A bag contains #10# red and # 6# black cubes. Take any random cube from the bag and do not replace it. Then we draw another cube and we do not put it back in the bag. Calculate the probability that ?

a) - both cubes are red in color
- both cubes are black
-cubes have different colors

A third cube was selected

b) Calculate the probability that all cubes extracted from the bags will have the same color

1 Answer
May 2, 2018

#P(R,R)=3/8#
#P(B,B)=1/2#
#P("different")=1/2#

Explanation:

There are #16# cubes in the bag. When one is taken out there will be #15# cubes in the bag.

a) When two cubes are taken out:
- The probability that both are Red:

#P(R,R) = P(R)xxP(R)#

#= 10/16 xx9/15 = 3/8#

The total number of cubes and the number of Red cubes decrease.

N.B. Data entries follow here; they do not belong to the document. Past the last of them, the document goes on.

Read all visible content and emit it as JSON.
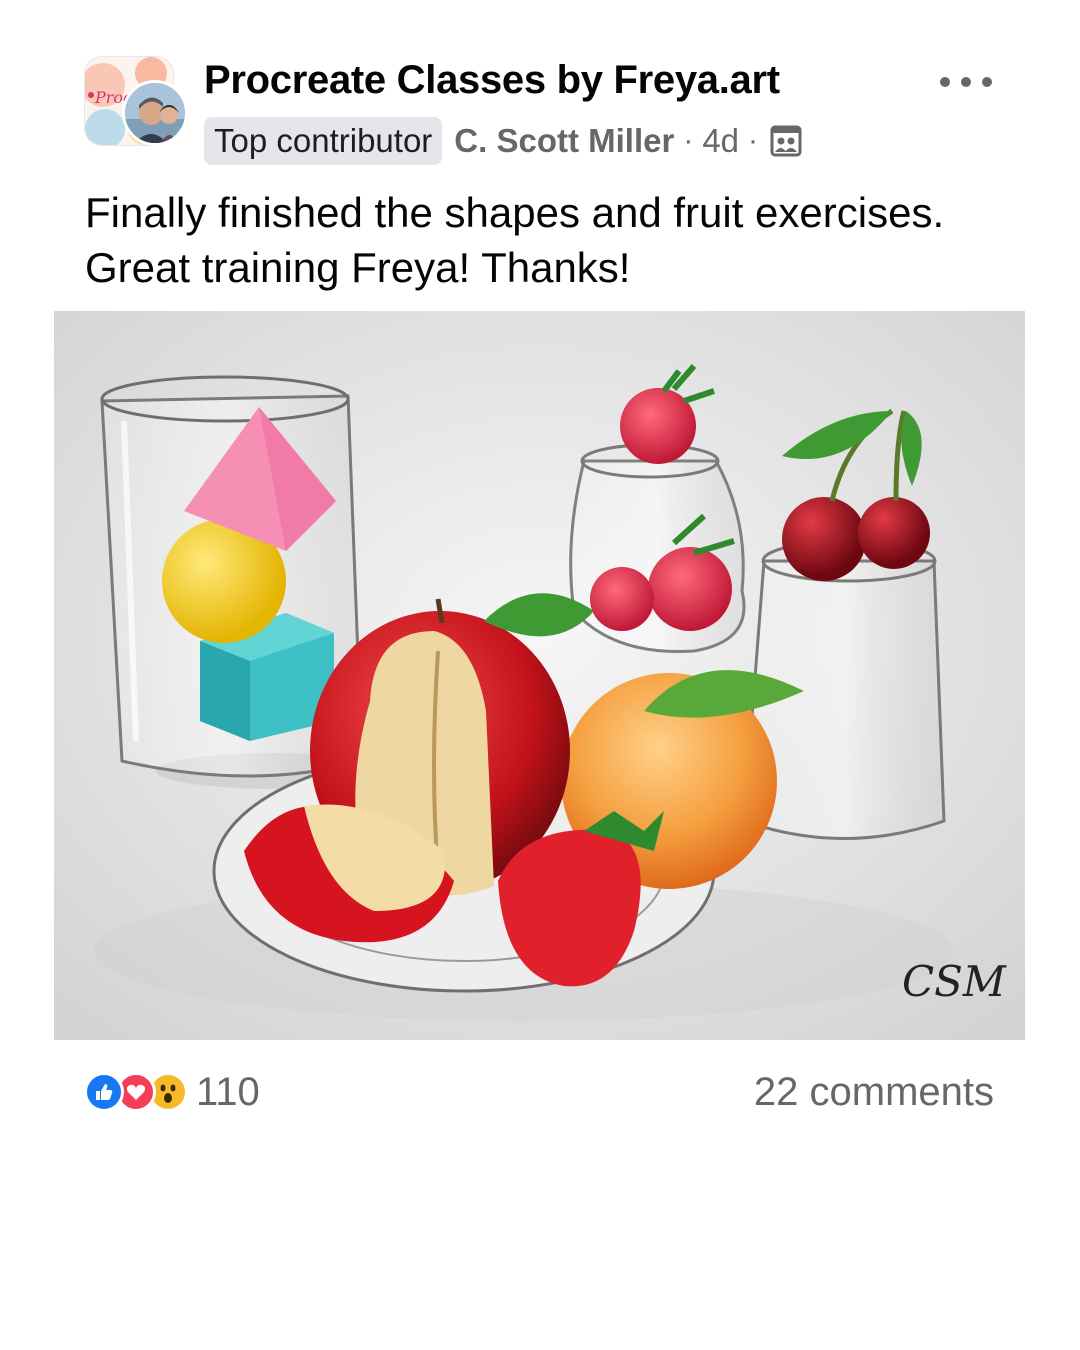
{
  "post": {
    "group_name": "Procreate Classes by Freya.art",
    "badge": "Top contributor",
    "author": "C. Scott Miller",
    "separator": "·",
    "time": "4d",
    "privacy_icon": "group-members-icon",
    "more_icon": "more-horizontal-icon",
    "text_lines": [
      "Finally finished the shapes and fruit exercises.",
      "Great training Freya! Thanks!"
    ],
    "image": {
      "subject": "still life drawing",
      "signature": "CSM"
    }
  },
  "engagement": {
    "reaction_icons": [
      "like-icon",
      "love-icon",
      "wow-icon"
    ],
    "reaction_count": "110",
    "comments_label": "22 comments"
  },
  "colors": {
    "like": "#1877f2",
    "love": "#f33e58",
    "wow": "#f7b928",
    "secondary_text": "#65676b",
    "badge_bg": "#e4e6eb"
  }
}
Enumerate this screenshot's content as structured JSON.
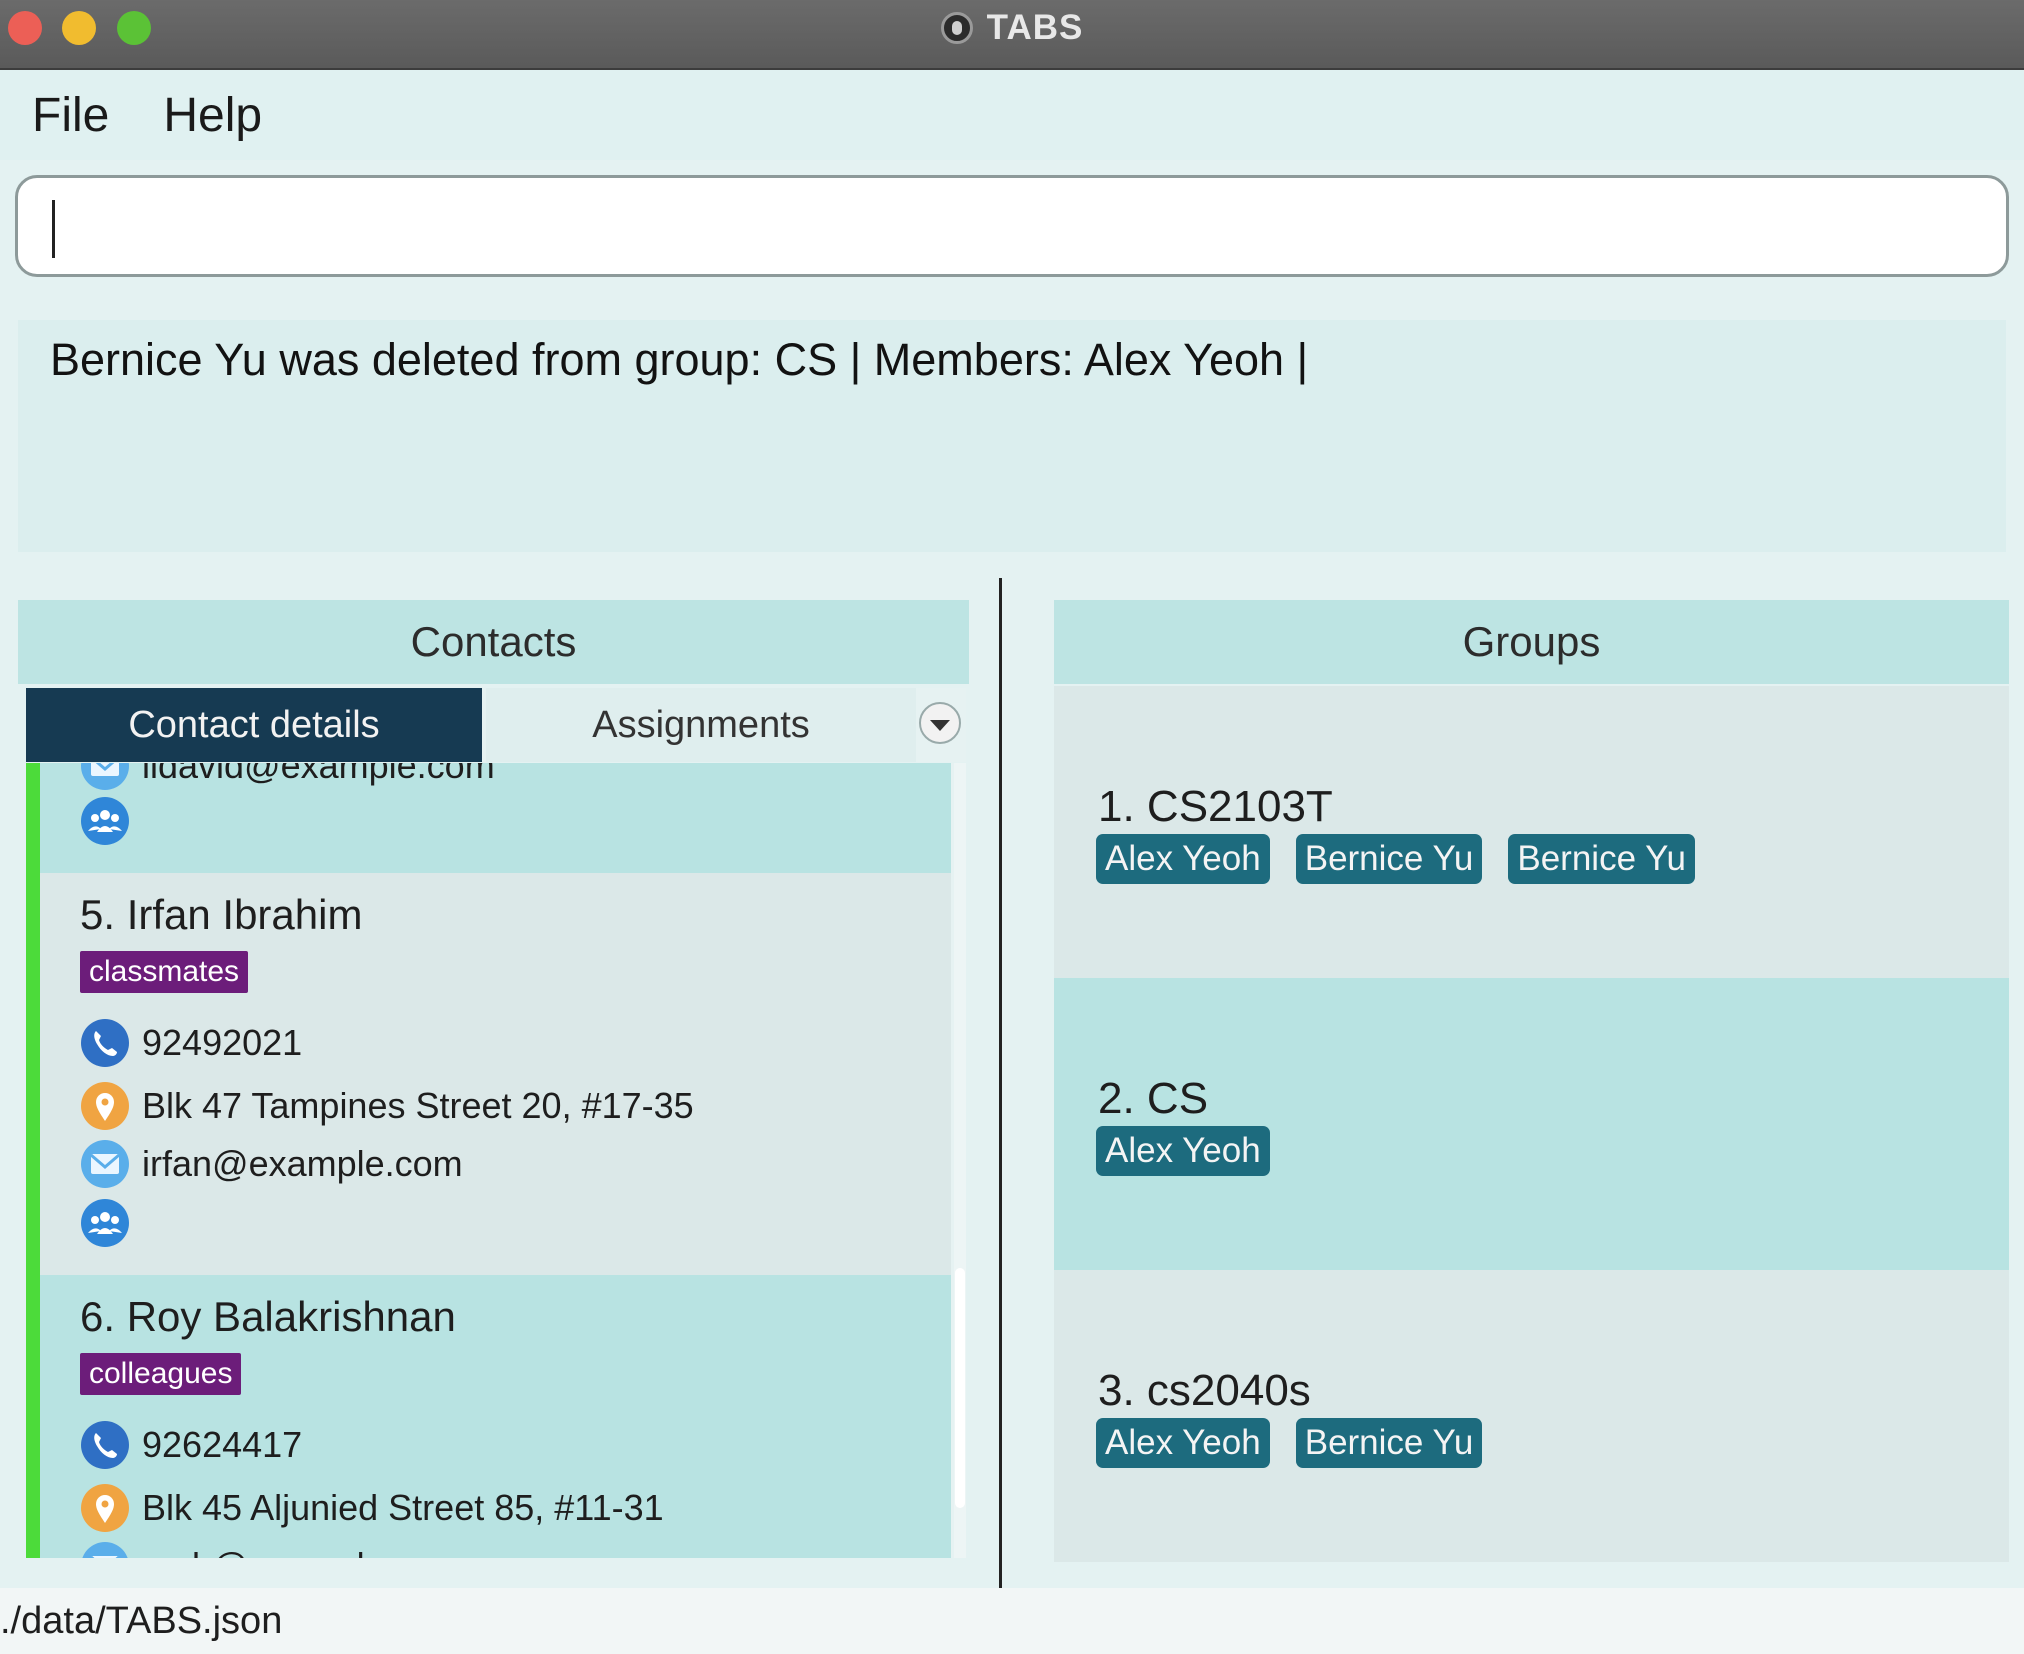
{
  "window": {
    "title": "TABS"
  },
  "menu": {
    "file": "File",
    "help": "Help"
  },
  "command": {
    "value": "",
    "placeholder": ""
  },
  "result": {
    "message": "Bernice Yu was deleted from group: CS | Members: Alex Yeoh |"
  },
  "contacts": {
    "header": "Contacts",
    "tabs": {
      "active": "Contact details",
      "inactive": "Assignments"
    },
    "partial_top_email": "lidavid@example.com",
    "items": [
      {
        "title": "5.  Irfan Ibrahim",
        "tag": "classmates",
        "phone": "92492021",
        "address": "Blk 47 Tampines Street 20, #17-35",
        "email": "irfan@example.com"
      },
      {
        "title": "6.  Roy Balakrishnan",
        "tag": "colleagues",
        "phone": "92624417",
        "address": "Blk 45 Aljunied Street 85, #11-31",
        "email": "royb@example.com"
      }
    ]
  },
  "groups": {
    "header": "Groups",
    "items": [
      {
        "title": "1.  CS2103T",
        "members": [
          "Alex Yeoh",
          "Bernice Yu",
          "Bernice Yu"
        ]
      },
      {
        "title": "2.  CS",
        "members": [
          "Alex Yeoh"
        ]
      },
      {
        "title": "3.  cs2040s",
        "members": [
          "Alex Yeoh",
          "Bernice Yu"
        ]
      }
    ]
  },
  "status": {
    "path": "./data/TABS.json"
  },
  "colors": {
    "tag": "#6c1d7a",
    "member_chip": "#1d6b7e",
    "active_tab": "#163a52",
    "accent_green": "#4cdb3a",
    "panel_header": "#bde4e3"
  },
  "icons": {
    "phone": "phone-icon",
    "address": "location-pin-icon",
    "email": "email-icon",
    "group": "group-icon",
    "dropdown": "chevron-down-icon"
  }
}
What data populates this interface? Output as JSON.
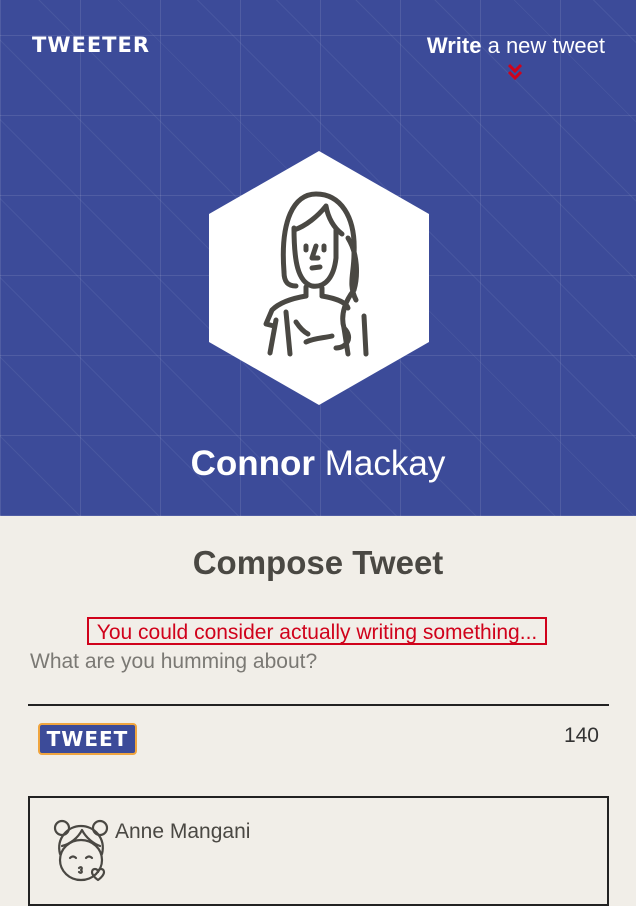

  • the probability that both are Black:

#P(B,B) = P(B) xx P(B)#

#= 6/16 xx5/15 = 1/8#

  • the probability that they are different colours:

#P(B,R) or P(R,B) = P(B)xxP(R) + P(R) xx P(B)#

#=10/16 xx 6/15 +6/16 xx 10/15#

#=1/4 +1/4#

#=1/2#

Note the sum of the probabilities:

#3/8+1/8+1/2 = 1#

b) Three cubes are taken.

The probability that they are all the same colour:

#P(R,R,R) or P(B,B,B)#

#=(10/16 xx 9/15 xx 8/14) + (6/16 xx5/15xx4/14)#

#= 3/14 +1/28#

#=1/4#